Format: Conference Object
Language:English
Published: Society of Petroleum Engineers Inc. 2004
Subjects:
Online Access:https://researchrepository.murdoch.edu.au/id/eprint/22764/
Description
Summary:In order to secure future energy needs, exploration for hydrocarbon reservoirs occurs increasingly in Arctic and Deep Water Environments. These two drilling environments establish temperature-pressure conditions that are favorable to gas hydrates. Gas hydrates are crystalline complexes of water molecules, which trap gas molecules of suitable size inside their lattice structure. If they are created inside the well system, they may block the BOP or lines, which leads to well control risks. When gas hydrates exist naturally inside formations, drilling activities may lead to their dissociation, which can result in borehole stability problems, serious well gasification or subsequent well integrity problems on production. To mitigate these drilling risks a Process-Knowledge Management System (PKMS) has been developed. This PKMS allows the capture, verification, and intelligent use of explicit and tacit knowledge, and is constructed to allow exploitation of the knowledge from multiple field experts, company best practice policies, and latest technological findings.

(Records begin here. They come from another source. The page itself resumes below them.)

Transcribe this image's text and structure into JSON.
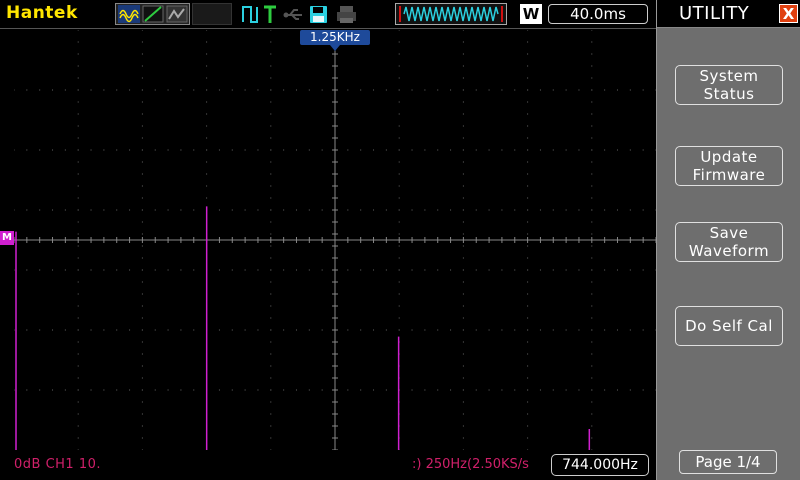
{
  "header": {
    "brand": "Hantek",
    "timebase": "40.0ms",
    "acq_badge": "W"
  },
  "screen": {
    "freq_marker": "1.25KHz",
    "channel_marker": "M",
    "grid": {
      "cols": 10,
      "rows": 7
    },
    "trace_color": "#d020d0",
    "spikes": [
      {
        "pos": 0.0,
        "level": 0.52
      },
      {
        "pos": 0.297,
        "level": 0.58
      },
      {
        "pos": 0.596,
        "level": 0.27
      },
      {
        "pos": 0.893,
        "level": 0.05
      }
    ]
  },
  "status": {
    "channel": "0dB CH1 10.",
    "sample": ":) 250Hz(2.50KS/s",
    "frequency": "744.000Hz"
  },
  "menu": {
    "title": "UTILITY",
    "close": "X",
    "buttons": [
      {
        "label": "System\nStatus"
      },
      {
        "label": "Update\nFirmware"
      },
      {
        "label": "Save\nWaveform"
      },
      {
        "label": "Do Self Cal"
      }
    ],
    "page": "Page 1/4"
  },
  "colors": {
    "brand": "#ffe600",
    "status_text": "#d0206a",
    "accent": "#1e4a9a",
    "menu_bg": "#6e6e6e"
  }
}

To incorporate and use the knowledge sources with embedded uncertainties, type-2 fuzzy set theory is applied. The PKMS is realized through individual reasoning blocks that set up a coherent reasoning lattice. The benefits of this approach are: An easy adaptation and upgrading of the system's knowledge, and Sensitivity for selection of particular reasoning blocks, depending on the current drilling scenario and conditions, is sustained. For the process of drilling within gas hydrate prone environments, the PKMS is actuated with multiple numerical simulations and gas hydrate related considerations. This paper discusses briefly the basic structure of the developed PKMS, as well as the numerical models used to describe the transient temperature field, the pressure profile and the gas hydrate kinetics applied.